= Hans Steinbrenner (SS member) =

Johannes 'Hans' Steinbrenner (16 October 1905 - 12 June 1964) was a German concentration camp overseer. Born in Frankfurt am Main, he is most notable for his participation in the murder of several prisoners during the early phases of Dachau concentration camp. In April 1945, Steinbrenner was arrested by the US Army as head of the administration of an SS. In 1948, he was charged with murder, albeit the prosecution was delayed for several years. In 1952, Steinbrenner was found guilty of two counts of murder and nine counts of serious bodily harm, and sentenced to life in prison. A codefendant, Johann Unterhuber, was sentenced to six years in prison on lesser charges.

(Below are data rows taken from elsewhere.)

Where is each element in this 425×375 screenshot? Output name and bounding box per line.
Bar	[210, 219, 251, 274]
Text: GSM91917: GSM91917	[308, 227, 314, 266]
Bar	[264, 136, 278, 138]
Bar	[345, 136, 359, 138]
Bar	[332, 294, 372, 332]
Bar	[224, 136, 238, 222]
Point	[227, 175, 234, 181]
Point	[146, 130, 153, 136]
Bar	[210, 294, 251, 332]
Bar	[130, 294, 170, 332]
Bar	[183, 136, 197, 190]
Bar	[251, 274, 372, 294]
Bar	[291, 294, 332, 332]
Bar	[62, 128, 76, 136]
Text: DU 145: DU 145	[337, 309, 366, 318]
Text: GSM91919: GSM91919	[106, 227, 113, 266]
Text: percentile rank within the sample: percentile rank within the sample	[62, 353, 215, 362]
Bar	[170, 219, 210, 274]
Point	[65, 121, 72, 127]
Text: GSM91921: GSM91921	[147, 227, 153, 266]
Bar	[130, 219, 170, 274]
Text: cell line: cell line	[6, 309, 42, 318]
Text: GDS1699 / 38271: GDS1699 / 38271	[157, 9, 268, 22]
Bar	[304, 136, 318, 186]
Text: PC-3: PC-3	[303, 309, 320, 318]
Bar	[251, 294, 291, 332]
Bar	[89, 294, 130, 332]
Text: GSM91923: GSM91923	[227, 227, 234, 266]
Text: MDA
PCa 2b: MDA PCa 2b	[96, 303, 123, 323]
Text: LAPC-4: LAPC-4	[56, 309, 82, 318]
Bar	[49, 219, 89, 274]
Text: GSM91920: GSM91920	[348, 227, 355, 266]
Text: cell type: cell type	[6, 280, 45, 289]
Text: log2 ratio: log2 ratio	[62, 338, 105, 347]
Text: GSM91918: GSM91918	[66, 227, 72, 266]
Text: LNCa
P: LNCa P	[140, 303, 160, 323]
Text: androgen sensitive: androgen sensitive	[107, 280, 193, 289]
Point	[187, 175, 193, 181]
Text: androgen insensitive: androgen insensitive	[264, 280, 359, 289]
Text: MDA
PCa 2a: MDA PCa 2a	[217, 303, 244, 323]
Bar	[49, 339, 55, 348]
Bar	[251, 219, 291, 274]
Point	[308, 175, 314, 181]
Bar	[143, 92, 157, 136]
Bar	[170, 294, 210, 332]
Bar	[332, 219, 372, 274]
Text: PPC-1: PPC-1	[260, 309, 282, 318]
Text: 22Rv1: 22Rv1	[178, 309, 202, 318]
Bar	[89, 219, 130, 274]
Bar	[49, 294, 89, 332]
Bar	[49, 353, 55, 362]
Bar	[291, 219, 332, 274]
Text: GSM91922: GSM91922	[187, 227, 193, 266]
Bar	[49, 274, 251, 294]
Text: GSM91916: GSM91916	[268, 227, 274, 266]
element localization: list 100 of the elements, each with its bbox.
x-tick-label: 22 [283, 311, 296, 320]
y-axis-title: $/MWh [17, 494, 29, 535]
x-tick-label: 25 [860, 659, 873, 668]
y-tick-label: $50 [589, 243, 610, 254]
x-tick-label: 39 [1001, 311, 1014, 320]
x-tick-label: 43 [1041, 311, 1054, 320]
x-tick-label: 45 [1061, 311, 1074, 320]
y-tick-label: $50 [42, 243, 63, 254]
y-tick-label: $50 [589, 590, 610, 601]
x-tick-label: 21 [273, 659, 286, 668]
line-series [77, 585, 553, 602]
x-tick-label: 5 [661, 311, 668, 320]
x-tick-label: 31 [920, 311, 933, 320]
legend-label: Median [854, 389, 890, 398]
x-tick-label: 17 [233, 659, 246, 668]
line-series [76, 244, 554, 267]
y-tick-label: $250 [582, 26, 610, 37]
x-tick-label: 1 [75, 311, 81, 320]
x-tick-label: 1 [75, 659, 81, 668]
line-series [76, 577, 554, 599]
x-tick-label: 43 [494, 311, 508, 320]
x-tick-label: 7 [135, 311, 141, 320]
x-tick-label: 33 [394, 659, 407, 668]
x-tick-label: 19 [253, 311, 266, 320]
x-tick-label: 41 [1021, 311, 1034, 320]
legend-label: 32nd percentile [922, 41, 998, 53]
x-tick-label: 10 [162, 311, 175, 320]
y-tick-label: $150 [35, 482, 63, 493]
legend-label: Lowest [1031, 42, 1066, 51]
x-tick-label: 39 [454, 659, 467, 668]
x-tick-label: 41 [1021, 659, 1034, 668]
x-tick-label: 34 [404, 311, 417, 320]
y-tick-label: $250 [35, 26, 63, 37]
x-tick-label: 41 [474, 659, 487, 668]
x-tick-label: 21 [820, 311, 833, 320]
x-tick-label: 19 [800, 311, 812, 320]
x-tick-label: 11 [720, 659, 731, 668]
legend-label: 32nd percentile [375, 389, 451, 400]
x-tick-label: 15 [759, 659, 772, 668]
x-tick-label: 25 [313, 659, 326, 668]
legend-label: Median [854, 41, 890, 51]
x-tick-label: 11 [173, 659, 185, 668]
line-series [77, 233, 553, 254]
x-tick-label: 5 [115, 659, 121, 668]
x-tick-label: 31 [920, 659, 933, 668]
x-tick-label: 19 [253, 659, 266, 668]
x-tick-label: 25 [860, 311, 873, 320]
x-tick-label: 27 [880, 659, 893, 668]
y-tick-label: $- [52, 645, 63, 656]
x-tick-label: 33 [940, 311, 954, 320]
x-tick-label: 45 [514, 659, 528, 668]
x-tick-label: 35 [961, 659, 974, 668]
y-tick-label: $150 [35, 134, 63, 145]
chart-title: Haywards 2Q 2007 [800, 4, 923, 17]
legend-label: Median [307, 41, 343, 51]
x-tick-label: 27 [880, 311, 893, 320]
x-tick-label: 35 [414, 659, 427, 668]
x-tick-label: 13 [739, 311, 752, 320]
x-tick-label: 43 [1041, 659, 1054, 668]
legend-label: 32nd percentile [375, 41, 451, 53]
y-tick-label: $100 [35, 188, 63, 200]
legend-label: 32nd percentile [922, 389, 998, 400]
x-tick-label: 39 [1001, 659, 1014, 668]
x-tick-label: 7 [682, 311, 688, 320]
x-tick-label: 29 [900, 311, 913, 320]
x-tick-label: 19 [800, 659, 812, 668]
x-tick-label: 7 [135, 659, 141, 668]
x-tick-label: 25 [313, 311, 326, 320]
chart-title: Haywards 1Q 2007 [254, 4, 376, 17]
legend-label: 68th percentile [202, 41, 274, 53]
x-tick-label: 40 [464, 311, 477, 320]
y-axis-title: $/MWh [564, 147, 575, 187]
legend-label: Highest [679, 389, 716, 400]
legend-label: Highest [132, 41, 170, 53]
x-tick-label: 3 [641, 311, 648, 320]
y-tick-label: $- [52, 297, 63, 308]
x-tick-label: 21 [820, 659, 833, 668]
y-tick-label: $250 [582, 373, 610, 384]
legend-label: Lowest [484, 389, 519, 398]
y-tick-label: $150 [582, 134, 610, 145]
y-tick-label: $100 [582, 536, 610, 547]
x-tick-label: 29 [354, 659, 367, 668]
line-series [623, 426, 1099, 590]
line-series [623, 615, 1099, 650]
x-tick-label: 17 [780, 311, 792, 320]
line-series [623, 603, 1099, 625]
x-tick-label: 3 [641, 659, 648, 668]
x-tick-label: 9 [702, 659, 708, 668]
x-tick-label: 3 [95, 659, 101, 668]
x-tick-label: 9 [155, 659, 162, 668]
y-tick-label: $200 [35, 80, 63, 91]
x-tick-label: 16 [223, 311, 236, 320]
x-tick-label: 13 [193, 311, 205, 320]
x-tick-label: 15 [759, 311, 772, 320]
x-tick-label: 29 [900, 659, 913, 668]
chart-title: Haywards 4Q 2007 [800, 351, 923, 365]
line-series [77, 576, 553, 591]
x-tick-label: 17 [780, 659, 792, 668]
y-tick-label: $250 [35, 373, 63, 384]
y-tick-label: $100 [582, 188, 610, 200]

Steinbrenner served his sentence at Landsberg Prison. He was released from prison in 1962 and hanged himself two years later.

==Bibliography==
- Christopher Dillon: Dachau and the SS: A Schooling in Violence. Oxford University Press, Oxford 2015, ISBN 978-0-19-879452-3.
- Kim Wünschmann: Before Auschwitz: Jewish Prisoners in the Prewar Concentration Camps. Harvard University Press, Harvard 2015, ISBN 978-0674967595.
- Jörg Döring, Markus Joch (ed.s): Alfred Andersch revisited. Werkbiographische Studien im Zeichen der Sebald-Debatte. De Gruyter, Berlin 2011, ISBN 978-3-11-026826-3.
- Klaus Drobisch, Günther Wieland: System der NS-Konzentrationslager, 1933–1939. Akademie Verlag, Berlin 1993, ISBN 3-05-000823-7.
- Hans Günther Richardi: Schule der Gewalt. Das Konzentrationslager Dachau, 1995.